Writing the book was a natural extension of that desire, she said.

"We see etiquette as a way to teach children to be responsible and caring individuals," she said. "There has been a decline in civility, we believe, so this book is a return to basics."

Matthew recalled Forni concurring with that notion when the couple met with him last summer.

"He said we were helping to rediscover a lost art and our book was powerful in its simplicity," Matthew said.

Forni, the civility champion who is a native of Italy and a literature professor at the Johns Hopkins University, wrote a favorable review that is printed on the back of the book. He calls the book "a gem ... that delivers powerful messages with a quiet charm."

Obviously pleased with their effort, Forni said the mere existence of the couple's book reinforces that idea that we are in a "period of rediscovery" of manners.

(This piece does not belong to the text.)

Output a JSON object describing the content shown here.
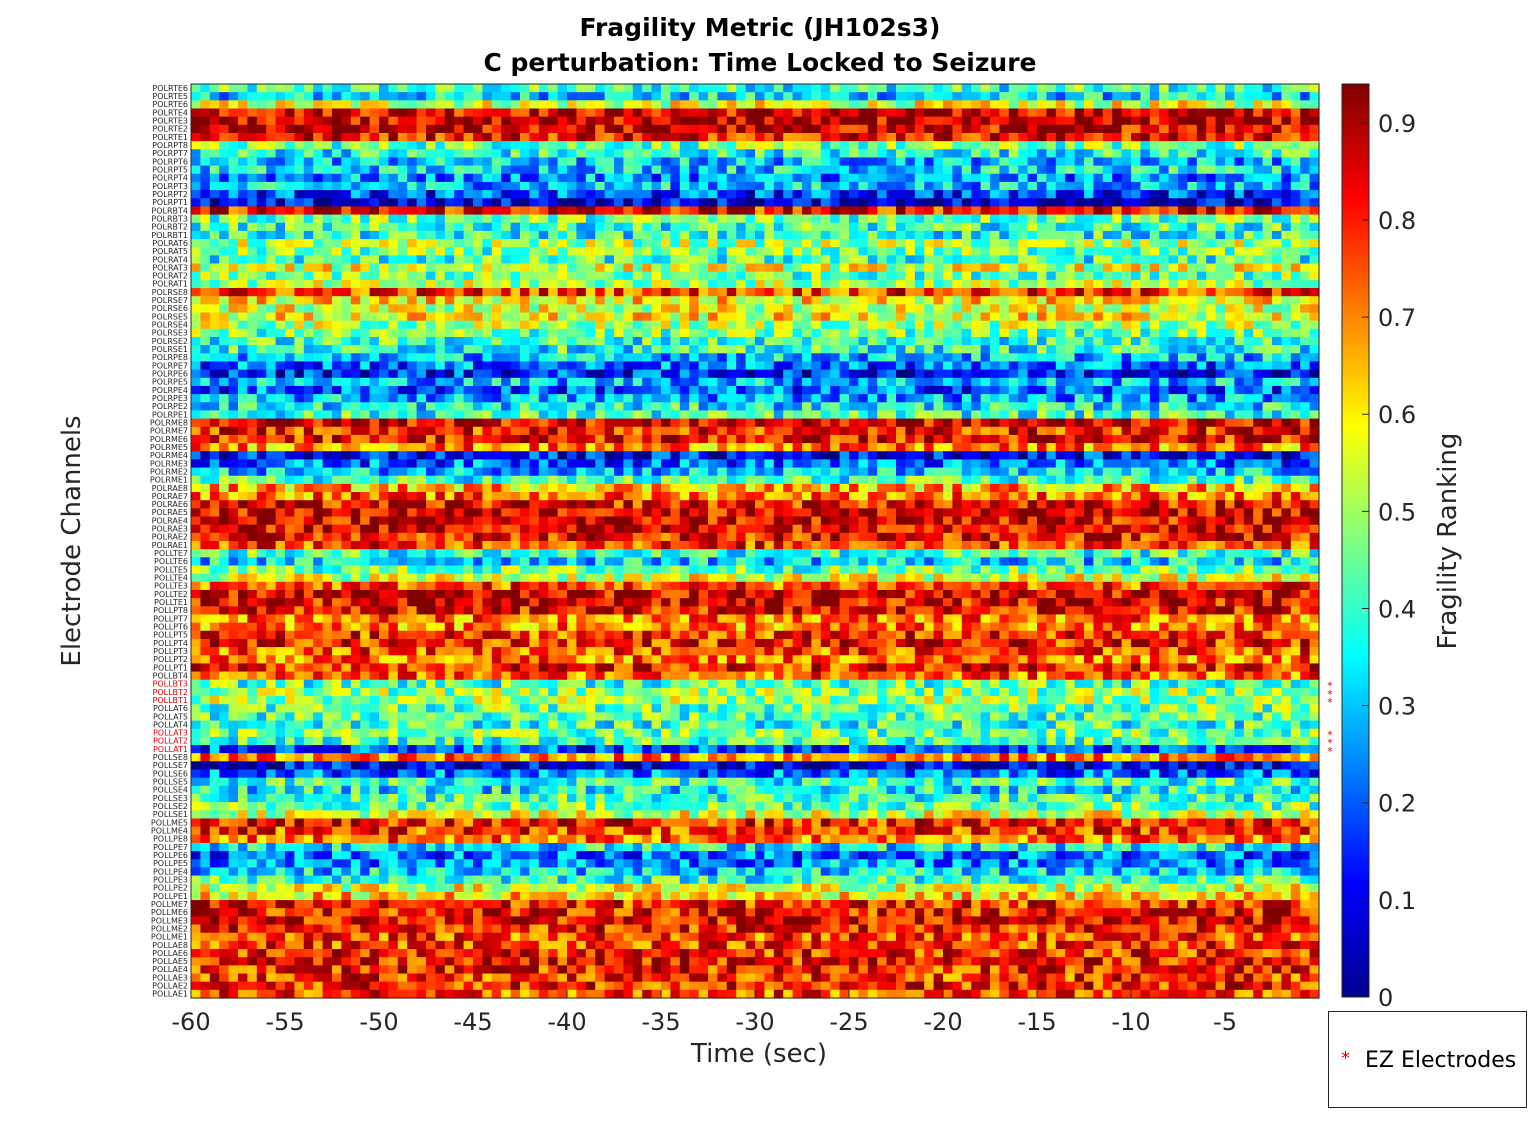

"Etiquette wasn't a priority a decade ago," Forni said last week in a telephone interview. "And now it is on the national agenda, as our new president seems to embody civil behavior to a remarkable extent."

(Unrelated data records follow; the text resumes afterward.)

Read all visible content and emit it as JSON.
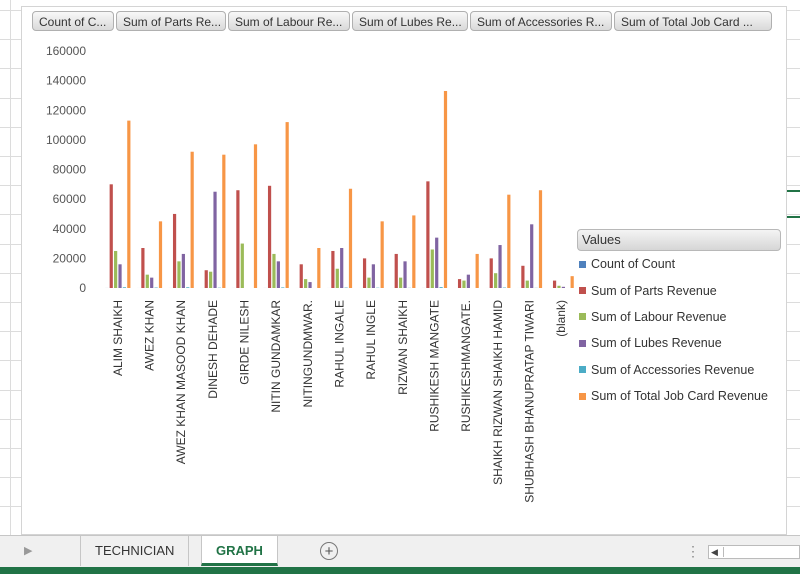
{
  "field_buttons": [
    "Count of C...",
    "Sum of Parts Re...",
    "Sum of Labour Re...",
    "Sum of Lubes Re...",
    "Sum of Accessories R...",
    "Sum of Total Job Card ..."
  ],
  "sheet_tabs": [
    "TECHNICIAN",
    "GRAPH"
  ],
  "active_tab": "GRAPH",
  "legend_title": "Values",
  "colors": {
    "count": "#4f81bd",
    "parts": "#c0504d",
    "labour": "#9bbb59",
    "lubes": "#8064a2",
    "accessories": "#4bacc6",
    "total": "#f79646",
    "accent": "#217346"
  },
  "chart_data": {
    "type": "bar",
    "ylim": [
      0,
      160000
    ],
    "yticks": [
      0,
      20000,
      40000,
      60000,
      80000,
      100000,
      120000,
      140000,
      160000
    ],
    "grid": false,
    "legend_position": "right",
    "categories": [
      "ALIM SHAIKH",
      "AWEZ KHAN",
      "AWEZ KHAN MASOOD KHAN",
      "DINESH DEHADE",
      "GIRDE NILESH",
      "NITIN GUNDAMKAR",
      "NITINGUNDMWAR.",
      "RAHUL INGALE",
      "RAHUL INGLE",
      "RIZWAN SHAIKH",
      "RUSHIKESH MANGATE",
      "RUSHIKESHMANGATE.",
      "SHAIKH RIZWAN SHAIKH HAMID",
      "SHUBHASH BHANUPRATAP TIWARI",
      "(blank)"
    ],
    "series": [
      {
        "name": "Count of Count",
        "color_key": "count",
        "values": [
          30,
          12,
          20,
          15,
          18,
          25,
          6,
          14,
          10,
          12,
          28,
          4,
          9,
          11,
          1
        ]
      },
      {
        "name": "Sum of Parts Revenue",
        "color_key": "parts",
        "values": [
          70000,
          27000,
          50000,
          12000,
          66000,
          69000,
          16000,
          25000,
          20000,
          23000,
          72000,
          6000,
          20000,
          15000,
          5000
        ]
      },
      {
        "name": "Sum of Labour Revenue",
        "color_key": "labour",
        "values": [
          25000,
          9000,
          18000,
          11000,
          30000,
          23000,
          6000,
          13000,
          7000,
          7000,
          26000,
          5000,
          10000,
          5000,
          1500
        ]
      },
      {
        "name": "Sum of Lubes Revenue",
        "color_key": "lubes",
        "values": [
          16000,
          7000,
          23000,
          65000,
          0,
          18000,
          4000,
          27000,
          16000,
          18000,
          34000,
          9000,
          29000,
          43000,
          800
        ]
      },
      {
        "name": "Sum of Accessories Revenue",
        "color_key": "accessories",
        "values": [
          500,
          300,
          500,
          200,
          0,
          400,
          0,
          300,
          200,
          100,
          600,
          0,
          300,
          100,
          0
        ]
      },
      {
        "name": "Sum of Total Job Card Revenue",
        "color_key": "total",
        "values": [
          113000,
          45000,
          92000,
          90000,
          97000,
          112000,
          27000,
          67000,
          45000,
          49000,
          133000,
          23000,
          63000,
          66000,
          8000
        ]
      }
    ]
  }
}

Forni, who also directs the Civility Initiative at Hopkins, said the Melladys are "the right people for this project." The author said he gets the sense they are "profoundly decent, as well as very smart and very serious" about their book.

Children must realize that their actions have consequences for others, Forni added, and the couple's picture book stresses that concept in a delightful way.

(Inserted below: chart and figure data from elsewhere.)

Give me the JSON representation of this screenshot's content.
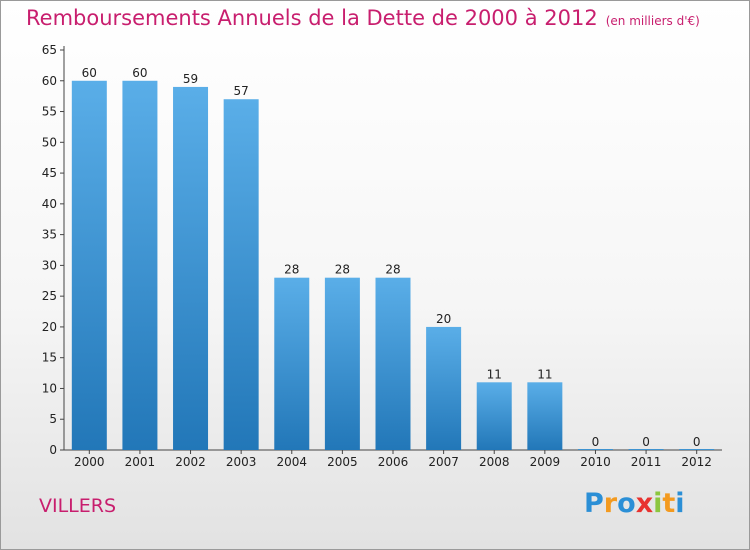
{
  "title": "Remboursements Annuels de la Dette de 2000 à 2012",
  "unit_note": "(en milliers d'€)",
  "town": "VILLERS",
  "logo": {
    "letters": [
      "P",
      "r",
      "o",
      "x",
      "i",
      "t",
      "i"
    ],
    "colors": [
      "#2b8fd6",
      "#f39a1f",
      "#2b8fd6",
      "#e8322f",
      "#8cc63f",
      "#f39a1f",
      "#2b8fd6"
    ]
  },
  "colors": {
    "accent": "#c81e6e",
    "bar_top": "#5aaee8",
    "bar_bottom": "#2277b8"
  },
  "chart_data": {
    "type": "bar",
    "categories": [
      "2000",
      "2001",
      "2002",
      "2003",
      "2004",
      "2005",
      "2006",
      "2007",
      "2008",
      "2009",
      "2010",
      "2011",
      "2012"
    ],
    "values": [
      60,
      60,
      59,
      57,
      28,
      28,
      28,
      20,
      11,
      11,
      0,
      0,
      0
    ],
    "value_labels": [
      "60",
      "60",
      "59",
      "57",
      "28",
      "28",
      "28",
      "20",
      "11",
      "11",
      "0",
      "0",
      "0"
    ],
    "ylim": [
      0,
      65
    ],
    "yticks": [
      0,
      5,
      10,
      15,
      20,
      25,
      30,
      35,
      40,
      45,
      50,
      55,
      60,
      65
    ],
    "grid": false,
    "legend": "none"
  }
}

"We must teach self-restraint along with self-esteem," he said. "Good manners are the training wheels of altruism."

The Melladys, who said they moved to Howard County five years ago for its public school system, set their book on the day of a birthday party, using that occasion as a springboard for demonstrating proper etiquette from waking to bedtime.

"Proper" could be the very adjective that puts some people off, though.

"Etiquette is one of the most misunderstood words," said Peggy Post, director of the Emily Post Institute.

"It is not just a rigid set of formal rules for where a fork goes in a place setting, or a prissy way of talking," said Post, who continues the work of her husband's famous great-grandmother whose name is synonymous with manners.

"Etiquette is value-based and encompasses being respectful, considerate, honest and ethical," she said in a telephone interview.

"Times are frenzied, and manners make life run smoothly," she said. "It's never too early to start teaching etiquette."

Boi said that etiquette enhances interpersonal relationships, which are the basis for navigating our fast-paced, highly technological world.

Matthew conceded that finding the time for their pet project isn't always easy.

"We take turns writing, usually on weekend mornings or when Brynne is napping," he said.

There is definitely more to self-publishing than initially meets the eye, though, both acknowledged.

Advertising for an illustrator at the Maryland Institute College of Art, deciding on Trafford Publishing in Canada, getting their title on bookshelves in independent bookstores - all these steps have forced them to cram on marketing principles.

Nonetheless, the subject remains so close to their hearts that they envision a series of nine books, each one modeling the correct responses to different encounters.

Their second picture book, which they plan to self-publish this summer, will focus on table manners and teach proper etiquette of sharing a meal.

"Manners are the building blocks of interpersonal relationships," Boi said. "They help us get along in daily life."